Typically, the stock market hits its low before election day and is a buying opportunity at some time in October. In general, a stronger stock market performance between September 15th and Election Day has been positive for the incumbent presidential party. Between September 15th and Election Day, the Dow Jones Industrial Average (DJIA) rose a median of 2.1% when republicans retained the presidency and fallen 1.8% when they lost it. In all six cases since 1900 when Republicans have yielded the White House to Democrats, the DJIA was down between September 15th and Election Day, according to CFRA. As of October 16, 2020, the DJIA is up 1.66% since September 15, 2020.
Whatever your view on who should be in the White House, any dip in the stock market should be bought going into the election. The S&P 500 rallied 30.1% from April through September, its best six months return since 2009. In the 10 previous cases when the S&P 500 gained at least 30%, the index went on to post strong gains three months later. COVID, the economic reopening, earnings expectations, and the election should have a bigger say in market returns moving forward, but history suggests the strong momentum of the last six months is a positive sign.
Corporate earnings are rising now along with guidance as economy opens up. The Q2 earnings season was the best earnings (EPS) season on record when comparing it to actual results and analyst expectations. The percentage of companies beating analyst EPS estimates reached an all-time high, while companies raised guidance at a record pace. Analysts have grown increasingly optimistic and are raising earnings projection for the third quarter. This quarter’s positive revisions spread is the most positive since the Q4 2017, which is a bullish sign of a broadening recovery.

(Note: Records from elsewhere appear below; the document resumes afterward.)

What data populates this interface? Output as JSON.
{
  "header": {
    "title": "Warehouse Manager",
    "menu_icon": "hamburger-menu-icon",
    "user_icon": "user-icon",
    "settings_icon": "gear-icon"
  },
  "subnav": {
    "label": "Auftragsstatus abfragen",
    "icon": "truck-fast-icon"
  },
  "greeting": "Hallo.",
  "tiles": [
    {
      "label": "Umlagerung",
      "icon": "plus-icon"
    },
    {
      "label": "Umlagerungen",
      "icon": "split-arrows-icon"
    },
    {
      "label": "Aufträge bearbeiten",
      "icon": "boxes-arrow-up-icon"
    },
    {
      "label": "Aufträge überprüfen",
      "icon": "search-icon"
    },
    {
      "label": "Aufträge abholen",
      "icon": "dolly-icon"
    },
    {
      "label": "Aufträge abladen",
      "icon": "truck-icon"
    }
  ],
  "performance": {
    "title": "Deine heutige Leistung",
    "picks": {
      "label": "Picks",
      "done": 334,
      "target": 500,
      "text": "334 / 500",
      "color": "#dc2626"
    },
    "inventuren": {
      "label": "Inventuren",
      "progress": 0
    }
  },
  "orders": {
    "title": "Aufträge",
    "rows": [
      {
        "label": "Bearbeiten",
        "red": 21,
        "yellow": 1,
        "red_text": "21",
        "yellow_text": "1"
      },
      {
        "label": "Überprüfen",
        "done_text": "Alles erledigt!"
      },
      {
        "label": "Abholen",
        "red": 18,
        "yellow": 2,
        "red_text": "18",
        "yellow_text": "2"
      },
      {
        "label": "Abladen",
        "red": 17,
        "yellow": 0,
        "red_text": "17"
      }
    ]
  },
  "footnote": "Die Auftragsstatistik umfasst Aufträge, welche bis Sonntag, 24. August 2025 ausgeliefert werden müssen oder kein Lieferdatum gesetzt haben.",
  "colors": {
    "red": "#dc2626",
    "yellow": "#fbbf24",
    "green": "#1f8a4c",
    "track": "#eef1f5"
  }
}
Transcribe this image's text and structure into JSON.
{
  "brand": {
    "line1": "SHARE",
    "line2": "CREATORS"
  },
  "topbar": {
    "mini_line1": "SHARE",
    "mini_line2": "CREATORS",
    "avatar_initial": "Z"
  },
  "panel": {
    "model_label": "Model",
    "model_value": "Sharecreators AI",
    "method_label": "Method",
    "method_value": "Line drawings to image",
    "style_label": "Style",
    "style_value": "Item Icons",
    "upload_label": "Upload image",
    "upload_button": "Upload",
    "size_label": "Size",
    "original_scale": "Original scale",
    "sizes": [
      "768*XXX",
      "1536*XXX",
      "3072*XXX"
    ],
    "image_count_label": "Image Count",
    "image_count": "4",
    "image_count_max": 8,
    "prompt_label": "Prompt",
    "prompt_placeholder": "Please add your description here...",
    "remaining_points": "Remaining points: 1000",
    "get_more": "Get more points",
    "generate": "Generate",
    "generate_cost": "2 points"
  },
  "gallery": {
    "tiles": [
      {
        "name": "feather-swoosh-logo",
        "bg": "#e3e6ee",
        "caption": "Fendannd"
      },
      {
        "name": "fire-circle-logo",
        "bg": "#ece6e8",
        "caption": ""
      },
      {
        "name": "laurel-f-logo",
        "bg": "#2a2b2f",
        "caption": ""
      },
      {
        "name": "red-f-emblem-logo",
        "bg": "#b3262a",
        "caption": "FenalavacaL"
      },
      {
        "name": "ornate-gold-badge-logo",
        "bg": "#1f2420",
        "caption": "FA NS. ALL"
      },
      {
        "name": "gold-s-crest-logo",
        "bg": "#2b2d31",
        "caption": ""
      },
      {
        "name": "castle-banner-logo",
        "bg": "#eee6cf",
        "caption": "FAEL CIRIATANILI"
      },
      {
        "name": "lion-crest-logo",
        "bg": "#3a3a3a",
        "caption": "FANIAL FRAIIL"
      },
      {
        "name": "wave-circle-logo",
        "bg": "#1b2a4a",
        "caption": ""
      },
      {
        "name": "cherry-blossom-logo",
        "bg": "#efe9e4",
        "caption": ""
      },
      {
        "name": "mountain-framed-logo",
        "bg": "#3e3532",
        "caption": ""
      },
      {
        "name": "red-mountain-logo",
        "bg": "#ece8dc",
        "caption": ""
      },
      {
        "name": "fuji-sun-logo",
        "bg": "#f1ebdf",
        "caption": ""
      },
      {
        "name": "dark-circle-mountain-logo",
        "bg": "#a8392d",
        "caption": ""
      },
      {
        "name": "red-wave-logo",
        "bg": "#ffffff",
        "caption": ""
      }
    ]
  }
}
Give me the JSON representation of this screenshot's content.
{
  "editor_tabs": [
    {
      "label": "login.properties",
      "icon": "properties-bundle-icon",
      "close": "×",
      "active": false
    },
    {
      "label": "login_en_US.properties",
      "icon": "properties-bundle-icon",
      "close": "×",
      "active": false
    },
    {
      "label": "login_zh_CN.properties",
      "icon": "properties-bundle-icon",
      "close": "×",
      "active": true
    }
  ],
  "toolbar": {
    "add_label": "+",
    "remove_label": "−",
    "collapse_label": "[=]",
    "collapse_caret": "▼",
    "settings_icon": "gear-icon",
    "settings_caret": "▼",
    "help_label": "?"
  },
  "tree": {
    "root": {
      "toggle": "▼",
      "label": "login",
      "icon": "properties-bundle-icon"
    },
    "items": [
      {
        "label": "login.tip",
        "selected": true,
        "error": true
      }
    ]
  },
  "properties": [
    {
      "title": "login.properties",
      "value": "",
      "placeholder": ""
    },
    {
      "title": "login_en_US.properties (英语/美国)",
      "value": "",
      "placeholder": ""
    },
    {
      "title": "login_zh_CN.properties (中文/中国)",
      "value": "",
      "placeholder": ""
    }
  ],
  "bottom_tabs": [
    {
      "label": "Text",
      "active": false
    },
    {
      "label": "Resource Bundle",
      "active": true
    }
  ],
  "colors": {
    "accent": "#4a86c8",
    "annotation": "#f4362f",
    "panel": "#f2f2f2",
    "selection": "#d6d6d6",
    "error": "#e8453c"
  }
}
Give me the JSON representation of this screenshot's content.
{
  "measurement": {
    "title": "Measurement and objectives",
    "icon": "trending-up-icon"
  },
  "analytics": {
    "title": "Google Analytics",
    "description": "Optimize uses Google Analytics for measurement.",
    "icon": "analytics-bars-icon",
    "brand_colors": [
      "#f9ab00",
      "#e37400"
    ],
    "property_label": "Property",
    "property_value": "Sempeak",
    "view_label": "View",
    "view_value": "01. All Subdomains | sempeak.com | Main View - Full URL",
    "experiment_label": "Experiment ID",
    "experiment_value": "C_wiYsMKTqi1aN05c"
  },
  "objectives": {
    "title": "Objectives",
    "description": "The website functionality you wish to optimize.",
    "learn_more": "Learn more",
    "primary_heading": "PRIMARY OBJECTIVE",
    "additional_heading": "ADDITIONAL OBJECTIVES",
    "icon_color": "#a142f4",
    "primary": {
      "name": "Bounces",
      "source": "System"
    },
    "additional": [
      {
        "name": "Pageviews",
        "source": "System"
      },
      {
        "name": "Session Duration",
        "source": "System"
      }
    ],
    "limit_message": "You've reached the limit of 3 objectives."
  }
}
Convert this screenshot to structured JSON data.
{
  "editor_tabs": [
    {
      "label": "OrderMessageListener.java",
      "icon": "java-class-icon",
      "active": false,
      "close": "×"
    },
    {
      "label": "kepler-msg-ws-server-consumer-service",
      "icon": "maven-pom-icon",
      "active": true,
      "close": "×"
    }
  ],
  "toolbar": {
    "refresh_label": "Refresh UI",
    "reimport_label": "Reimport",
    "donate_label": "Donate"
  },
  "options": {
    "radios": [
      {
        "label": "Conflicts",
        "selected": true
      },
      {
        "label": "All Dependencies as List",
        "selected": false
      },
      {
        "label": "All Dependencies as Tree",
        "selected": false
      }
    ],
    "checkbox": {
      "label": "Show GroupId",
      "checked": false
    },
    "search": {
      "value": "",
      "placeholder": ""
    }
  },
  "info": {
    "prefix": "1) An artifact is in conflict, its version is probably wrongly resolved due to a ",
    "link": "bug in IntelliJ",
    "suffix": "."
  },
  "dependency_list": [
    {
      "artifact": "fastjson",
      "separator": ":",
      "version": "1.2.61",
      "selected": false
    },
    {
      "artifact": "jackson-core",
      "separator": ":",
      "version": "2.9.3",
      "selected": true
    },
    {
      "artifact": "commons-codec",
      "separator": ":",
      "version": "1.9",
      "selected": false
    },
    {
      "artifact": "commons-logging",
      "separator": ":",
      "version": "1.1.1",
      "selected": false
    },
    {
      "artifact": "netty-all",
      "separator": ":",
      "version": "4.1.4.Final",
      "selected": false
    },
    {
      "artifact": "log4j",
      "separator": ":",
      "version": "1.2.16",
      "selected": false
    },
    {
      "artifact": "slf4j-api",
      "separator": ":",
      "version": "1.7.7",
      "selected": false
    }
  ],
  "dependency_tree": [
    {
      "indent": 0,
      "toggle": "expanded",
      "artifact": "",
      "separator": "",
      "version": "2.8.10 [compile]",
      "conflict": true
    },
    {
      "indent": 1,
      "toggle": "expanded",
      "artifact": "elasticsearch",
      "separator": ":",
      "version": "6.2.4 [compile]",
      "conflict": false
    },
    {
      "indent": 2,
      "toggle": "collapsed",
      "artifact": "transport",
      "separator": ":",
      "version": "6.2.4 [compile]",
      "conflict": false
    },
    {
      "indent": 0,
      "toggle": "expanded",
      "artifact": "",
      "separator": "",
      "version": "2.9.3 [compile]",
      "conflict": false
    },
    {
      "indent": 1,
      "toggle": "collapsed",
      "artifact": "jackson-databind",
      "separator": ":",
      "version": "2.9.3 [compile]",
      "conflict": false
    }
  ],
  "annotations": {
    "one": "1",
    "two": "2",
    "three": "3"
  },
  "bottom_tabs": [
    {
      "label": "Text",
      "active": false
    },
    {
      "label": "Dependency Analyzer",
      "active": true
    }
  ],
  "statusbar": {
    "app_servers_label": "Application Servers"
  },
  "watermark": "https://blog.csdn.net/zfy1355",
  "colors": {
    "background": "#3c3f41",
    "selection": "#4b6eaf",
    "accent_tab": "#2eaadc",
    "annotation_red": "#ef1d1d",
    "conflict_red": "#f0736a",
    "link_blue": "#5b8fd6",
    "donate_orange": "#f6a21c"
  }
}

Valuation measures based on both trailing and forward corporate earnings prospects suggest equities are expensive relative to history. But with short-term rates at zero, investors are essentially getting almost no returns on cash investment. As a result, stocks look more attractive when compared with cash and many areas of the bond market, as well.
Government bond yields remain at or close to historical lows, making them even more expensive than stocks. It’s hard to make the case that stocks aren’t the better option when the dividend yield of the S&P 500 is higher than long-term government bond yields. Bottom line, the higher valuations of stocks is justified based ultra- low interest rates, a “V” shape economic recovery, current trend in earnings growth, and additional stimulus.